Гул становился все громче, и сила взрывов нарастала. Мы чувствовали, как колышется под ногами земля, а со сводчатого потолка стала сыпаться пыль. В погребе стоял грохот от взрывов, все тряслось — казалось, тряслась даже сама гора.

И вдруг мы все разом увидели это — все, кроме картежников, — и уставились в одну точку, не в силах шелохнуться: так, говорят, застыв в испуге, люди смотрят на ядовитую змею и не могут оторвать от нее глаз. Бомбы теперь падали на нашу гору, и каждая взрывная волна катилась по горным породам вглубь, в недра горы, и под напором этой волны фальшивая стена начала выпирать, вздуваться, кирпичи как бы растягивались и снова становились на прежнее место — до очередного взрыва.
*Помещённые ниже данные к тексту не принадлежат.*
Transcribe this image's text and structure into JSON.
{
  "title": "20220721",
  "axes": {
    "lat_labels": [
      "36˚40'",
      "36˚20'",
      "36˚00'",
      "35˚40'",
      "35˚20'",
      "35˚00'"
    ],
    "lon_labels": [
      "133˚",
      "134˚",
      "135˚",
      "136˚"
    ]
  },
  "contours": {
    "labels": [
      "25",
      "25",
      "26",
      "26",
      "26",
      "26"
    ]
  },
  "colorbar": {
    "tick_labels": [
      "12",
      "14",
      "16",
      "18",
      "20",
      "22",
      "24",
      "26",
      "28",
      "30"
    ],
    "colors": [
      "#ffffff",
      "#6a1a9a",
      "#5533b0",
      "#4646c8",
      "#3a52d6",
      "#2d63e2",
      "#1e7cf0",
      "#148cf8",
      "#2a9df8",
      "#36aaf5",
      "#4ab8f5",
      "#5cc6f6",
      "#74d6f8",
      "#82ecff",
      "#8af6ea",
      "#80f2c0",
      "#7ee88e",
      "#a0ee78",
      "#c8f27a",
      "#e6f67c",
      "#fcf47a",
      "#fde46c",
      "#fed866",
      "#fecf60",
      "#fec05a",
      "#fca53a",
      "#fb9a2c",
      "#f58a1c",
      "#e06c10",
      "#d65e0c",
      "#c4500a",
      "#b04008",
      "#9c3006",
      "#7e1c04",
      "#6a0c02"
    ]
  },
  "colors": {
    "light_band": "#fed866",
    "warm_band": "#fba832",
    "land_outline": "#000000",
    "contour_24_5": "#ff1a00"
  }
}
Фальшивая стена еле держалась, она то вздувалась, то опадала — плавно, через равные промежутки, как вздувается и опадает морская волна, и всякий раз казалось, что она вот-вот развалится.

А потом вдруг раздался страшный взрыв — самый сильный из всех, — и кирпичи в фальшивой стене так выперло, что все были уверены: сейчас мы услышим тот звук, которого так боялись, — сухой треск первого кирпича, вылетевшего из стены.

Однако ничего не произошло; следующий взрыв был уже тише, а следующий — еще тише, но мы все ждали и ждали, пока не воцарилась тишина; самолеты улетели, и все кончилось.

— Конец! — крикнул один из немцев. — Сегодня они больше не прилетят.

Вздох, вырвавшийся у людей, был подобен ветру, налетающему ночью перед началом дождей. На следующее утро все жители Санта-Виттории пошли к обедне.

— Почему вдруг? — спросил фон Прум.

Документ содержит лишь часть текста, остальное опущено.